Like many self-declared geniuses, Chairman Mao thought he could positively contribute to everything, whether inside or outside of his area of expertise.
So, in 1958, he started the “Four Pests” campaign, one of the first campaigns of the Great Leap Forward in Maoist China. The four pests targeted were mosquitoes (carriers of malaria), rodents (plague), flies, and: sparrows, particularly Eurasian Tree Sparrows, as they stole the grain from the poor peasants.
The campaign was pursued against the advice of biologists who warned about the consequences of earlier eradication campaigns in places like Prussia. But stable geniuses can easily ignore such silly warnings.
And at least part of the population enjoyed the campaign – one schoolchild later remarked: “It was fun to ‘Wipe out the Four Pests’. The whole school went to kill sparrows. We made ladders to knock down their nests, and beat gongs in the evenings, when they were coming home to roost” (source). Thus, within two years, an estimated 2 billion sparrows were killed (source).
What the genius had not considered was that while sparrows eat corn, they also eat insects that, in turn, damage crops. So, with the sparrows gone, the population of these insects exploded, leading to massive harvest losses.
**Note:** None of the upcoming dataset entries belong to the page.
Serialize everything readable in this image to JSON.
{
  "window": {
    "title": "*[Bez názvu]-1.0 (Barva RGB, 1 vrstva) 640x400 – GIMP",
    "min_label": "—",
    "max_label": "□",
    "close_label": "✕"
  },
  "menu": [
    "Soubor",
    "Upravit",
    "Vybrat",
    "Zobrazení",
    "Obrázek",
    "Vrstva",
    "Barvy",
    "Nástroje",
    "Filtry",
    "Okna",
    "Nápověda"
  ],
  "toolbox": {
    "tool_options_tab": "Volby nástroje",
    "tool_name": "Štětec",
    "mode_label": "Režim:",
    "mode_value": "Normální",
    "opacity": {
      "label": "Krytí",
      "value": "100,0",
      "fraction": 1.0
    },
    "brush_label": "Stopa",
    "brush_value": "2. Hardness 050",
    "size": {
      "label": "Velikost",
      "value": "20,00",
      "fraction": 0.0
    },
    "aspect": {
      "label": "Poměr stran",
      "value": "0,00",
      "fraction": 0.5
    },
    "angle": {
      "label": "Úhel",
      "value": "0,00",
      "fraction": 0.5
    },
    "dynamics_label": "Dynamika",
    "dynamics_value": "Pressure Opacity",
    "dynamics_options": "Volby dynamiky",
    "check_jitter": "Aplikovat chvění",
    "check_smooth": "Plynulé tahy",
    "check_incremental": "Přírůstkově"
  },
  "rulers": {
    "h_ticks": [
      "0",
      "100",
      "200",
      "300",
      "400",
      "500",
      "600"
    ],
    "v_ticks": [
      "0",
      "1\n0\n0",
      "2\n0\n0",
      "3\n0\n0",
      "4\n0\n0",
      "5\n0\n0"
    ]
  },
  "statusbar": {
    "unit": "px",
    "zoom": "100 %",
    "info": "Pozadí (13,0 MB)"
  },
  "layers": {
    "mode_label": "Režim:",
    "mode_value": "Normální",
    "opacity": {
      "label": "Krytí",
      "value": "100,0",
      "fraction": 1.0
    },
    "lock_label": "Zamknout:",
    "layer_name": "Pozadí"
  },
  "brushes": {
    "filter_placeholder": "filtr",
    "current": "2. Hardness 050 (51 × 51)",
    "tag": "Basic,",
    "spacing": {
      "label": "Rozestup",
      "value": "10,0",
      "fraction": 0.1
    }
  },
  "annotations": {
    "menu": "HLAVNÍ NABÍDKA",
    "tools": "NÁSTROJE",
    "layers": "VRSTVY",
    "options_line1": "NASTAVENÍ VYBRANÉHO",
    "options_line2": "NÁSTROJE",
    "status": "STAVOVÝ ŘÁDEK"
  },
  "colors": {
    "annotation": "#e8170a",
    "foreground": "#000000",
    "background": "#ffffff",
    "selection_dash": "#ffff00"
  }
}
And that in turn led to the death of an estimated 2 million people due to starvation.
What made this even worse was that the policy of centrally redistributing grains required regions with initially more sparrows to provide more grain – the logic, of course, being that these regions now had more grain to spare. In reality, they had less, and these areas were thus the worst affected by starvation.
Only after 2 years, the error of the policy was recognized, and the sparrows were replaced with bedbugs in the pest list. And China had to import hundreds of thousands of sparrows from Russia to restore some kind of ecological balance.
Footnote: The Wikipedia page on this has some particularly gruesome details: “Some sparrows found a refuge in the extraterritorial premises of various diplomatic missions in China. The personnel of the Polish embassy in Beijing denied the Chinese request of entering the premises of the embassy to scare away the sparrows who were hiding there, and as a result, the embassy was surrounded by people with drums. After two days of constant drumming, the Poles had to use shovels to clear the embassy of dead sparrows.”